In 1975, Yu used herbal tea to treat an infertile pianist with two large ovarian endometrial cysts. With three months of treatment, the two cysts shrank visibly. The pianist became pregnant and delivered a boy in 1976. Her cysts disappeared after delivery.
The boy, Qin Liwei, became a world-renowned cellist and now lives in Singapore.
"I was invited to be a witness at Qin's wedding three years ago," said the doctor who made his birth possible. "I am so proud and happy."
What others say on TCM therapy
Dr Yu Jin has seen more than 20,000 patients, 60 percent of them infertility patients. And 60-70 percent of them were finally able to have babies, she said.

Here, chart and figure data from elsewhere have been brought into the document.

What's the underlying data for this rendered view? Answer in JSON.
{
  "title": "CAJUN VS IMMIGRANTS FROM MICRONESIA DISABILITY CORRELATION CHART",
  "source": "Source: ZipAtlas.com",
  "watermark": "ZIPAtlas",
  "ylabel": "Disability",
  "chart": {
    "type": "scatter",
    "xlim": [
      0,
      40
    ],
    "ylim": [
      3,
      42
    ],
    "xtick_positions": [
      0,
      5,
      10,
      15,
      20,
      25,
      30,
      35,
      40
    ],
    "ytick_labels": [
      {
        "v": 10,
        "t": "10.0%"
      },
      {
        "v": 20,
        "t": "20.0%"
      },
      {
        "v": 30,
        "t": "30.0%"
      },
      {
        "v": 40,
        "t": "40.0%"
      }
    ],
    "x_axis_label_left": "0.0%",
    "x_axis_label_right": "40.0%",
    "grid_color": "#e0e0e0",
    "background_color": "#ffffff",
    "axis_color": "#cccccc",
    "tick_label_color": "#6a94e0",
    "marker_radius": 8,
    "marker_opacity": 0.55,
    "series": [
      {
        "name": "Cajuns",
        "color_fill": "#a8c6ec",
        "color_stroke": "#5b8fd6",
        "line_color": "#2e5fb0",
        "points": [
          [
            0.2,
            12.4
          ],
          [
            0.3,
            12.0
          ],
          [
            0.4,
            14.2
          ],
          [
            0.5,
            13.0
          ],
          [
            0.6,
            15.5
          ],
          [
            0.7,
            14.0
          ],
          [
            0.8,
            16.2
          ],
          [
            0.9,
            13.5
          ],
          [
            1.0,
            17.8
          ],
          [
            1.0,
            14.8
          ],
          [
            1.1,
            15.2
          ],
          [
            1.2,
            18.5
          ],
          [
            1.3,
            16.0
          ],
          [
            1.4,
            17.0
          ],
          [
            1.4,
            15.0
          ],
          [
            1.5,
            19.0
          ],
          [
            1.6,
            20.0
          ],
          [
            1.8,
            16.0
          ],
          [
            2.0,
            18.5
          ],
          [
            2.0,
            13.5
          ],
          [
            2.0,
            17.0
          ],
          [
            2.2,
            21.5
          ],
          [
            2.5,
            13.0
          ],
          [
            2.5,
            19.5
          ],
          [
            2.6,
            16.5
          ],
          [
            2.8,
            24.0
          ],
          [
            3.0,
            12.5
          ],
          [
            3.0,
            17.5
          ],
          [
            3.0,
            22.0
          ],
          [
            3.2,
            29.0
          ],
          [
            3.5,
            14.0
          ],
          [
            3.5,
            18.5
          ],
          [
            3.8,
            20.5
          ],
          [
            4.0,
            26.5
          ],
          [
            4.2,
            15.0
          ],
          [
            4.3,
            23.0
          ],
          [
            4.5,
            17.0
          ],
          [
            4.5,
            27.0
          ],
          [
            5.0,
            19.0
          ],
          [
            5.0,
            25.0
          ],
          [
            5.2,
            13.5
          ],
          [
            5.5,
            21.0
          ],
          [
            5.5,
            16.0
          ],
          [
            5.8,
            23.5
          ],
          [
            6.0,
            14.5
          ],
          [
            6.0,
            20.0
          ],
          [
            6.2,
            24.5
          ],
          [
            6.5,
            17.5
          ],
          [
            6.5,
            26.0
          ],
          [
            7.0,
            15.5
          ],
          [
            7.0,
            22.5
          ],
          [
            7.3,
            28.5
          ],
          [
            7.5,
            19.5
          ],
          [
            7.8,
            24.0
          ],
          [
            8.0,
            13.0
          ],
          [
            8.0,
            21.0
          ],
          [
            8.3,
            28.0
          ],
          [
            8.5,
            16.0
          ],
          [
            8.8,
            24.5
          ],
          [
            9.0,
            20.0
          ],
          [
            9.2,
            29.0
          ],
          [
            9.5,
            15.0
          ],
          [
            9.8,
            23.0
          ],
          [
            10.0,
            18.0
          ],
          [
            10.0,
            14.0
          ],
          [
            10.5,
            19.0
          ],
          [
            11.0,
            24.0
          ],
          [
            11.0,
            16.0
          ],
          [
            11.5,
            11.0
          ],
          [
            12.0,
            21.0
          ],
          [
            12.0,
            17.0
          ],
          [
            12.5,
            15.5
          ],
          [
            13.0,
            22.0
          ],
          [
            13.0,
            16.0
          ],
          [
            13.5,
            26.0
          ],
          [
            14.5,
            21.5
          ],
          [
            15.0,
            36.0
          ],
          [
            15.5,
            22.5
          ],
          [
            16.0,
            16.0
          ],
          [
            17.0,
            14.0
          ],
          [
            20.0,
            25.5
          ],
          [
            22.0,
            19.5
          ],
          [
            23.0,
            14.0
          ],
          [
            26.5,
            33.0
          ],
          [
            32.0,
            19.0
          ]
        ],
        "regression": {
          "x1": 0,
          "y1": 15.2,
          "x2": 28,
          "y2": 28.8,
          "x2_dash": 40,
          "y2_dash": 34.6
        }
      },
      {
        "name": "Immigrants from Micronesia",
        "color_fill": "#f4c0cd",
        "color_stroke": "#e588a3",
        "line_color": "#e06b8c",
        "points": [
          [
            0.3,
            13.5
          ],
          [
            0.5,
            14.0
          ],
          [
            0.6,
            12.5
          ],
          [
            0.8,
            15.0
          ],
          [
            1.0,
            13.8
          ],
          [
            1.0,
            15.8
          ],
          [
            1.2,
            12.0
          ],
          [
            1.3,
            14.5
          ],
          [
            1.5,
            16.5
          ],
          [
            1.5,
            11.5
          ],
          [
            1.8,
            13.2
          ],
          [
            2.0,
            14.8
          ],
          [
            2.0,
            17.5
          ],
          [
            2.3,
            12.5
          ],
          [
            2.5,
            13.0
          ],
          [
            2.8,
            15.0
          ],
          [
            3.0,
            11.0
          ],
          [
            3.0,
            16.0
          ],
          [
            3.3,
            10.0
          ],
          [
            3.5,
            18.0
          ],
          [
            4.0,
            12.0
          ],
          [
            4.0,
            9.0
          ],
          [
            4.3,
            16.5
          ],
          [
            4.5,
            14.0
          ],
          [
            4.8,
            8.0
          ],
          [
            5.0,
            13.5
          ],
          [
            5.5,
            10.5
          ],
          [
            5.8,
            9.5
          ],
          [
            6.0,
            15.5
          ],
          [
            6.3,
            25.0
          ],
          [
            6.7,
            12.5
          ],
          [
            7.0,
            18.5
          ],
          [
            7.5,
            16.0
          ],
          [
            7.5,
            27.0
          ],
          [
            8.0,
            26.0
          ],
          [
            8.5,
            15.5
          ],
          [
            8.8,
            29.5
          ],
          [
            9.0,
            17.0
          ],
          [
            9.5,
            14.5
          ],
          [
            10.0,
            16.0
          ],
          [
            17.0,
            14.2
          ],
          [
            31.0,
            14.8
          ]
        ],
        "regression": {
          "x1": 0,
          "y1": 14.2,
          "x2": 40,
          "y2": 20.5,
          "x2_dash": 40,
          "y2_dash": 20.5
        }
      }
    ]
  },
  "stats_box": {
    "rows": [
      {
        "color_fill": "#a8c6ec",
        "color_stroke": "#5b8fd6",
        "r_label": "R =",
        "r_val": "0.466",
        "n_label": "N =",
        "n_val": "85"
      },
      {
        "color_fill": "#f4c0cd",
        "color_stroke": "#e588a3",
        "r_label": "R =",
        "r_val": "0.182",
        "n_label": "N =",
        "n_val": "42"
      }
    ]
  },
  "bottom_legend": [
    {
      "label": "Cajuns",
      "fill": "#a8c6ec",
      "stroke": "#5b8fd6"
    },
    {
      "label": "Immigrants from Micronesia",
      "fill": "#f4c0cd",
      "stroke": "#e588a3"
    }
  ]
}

Acupuncture is more effective in triggering hormone secretion and increasing chances of pregnancy, said Dr Shen Weidong, director of the acupuncture department of Shanghai Shuguang TCM Hospital.
Combining acupuncture and herbal therapy is more effective than only using Western medicine, such as IVF and hormone therapy, he said.
"But medical treatment is not magic," said Shen, who cooperated with Yu in research and practice.
The IVF success rate is 30-40 percent, while TCM therapy can raise that by 20 to 30 percentage points on average, he said. "Many patients fail to have a baby through TCM therapy, which varies with individuals," he added.
Duan Tao, president of Shanghai No. 1 Maternity & Child Health Hospital, agrees TCM can raise the IVF success rate but adds that TCM lacks extensive clinical trial data.
TCM doctors may select patients better suited to TCM therapy and this can be a reason for its high success rate, he said.
In 2009, TCM master Yan Dexin, said of Yu's work, "It's the most successful research on a combination of TCM and Western medicine that I have ever heard." He spoke after a symposium in which Yu explained her animal testing and PCOS therapy using acupuncture and herbs.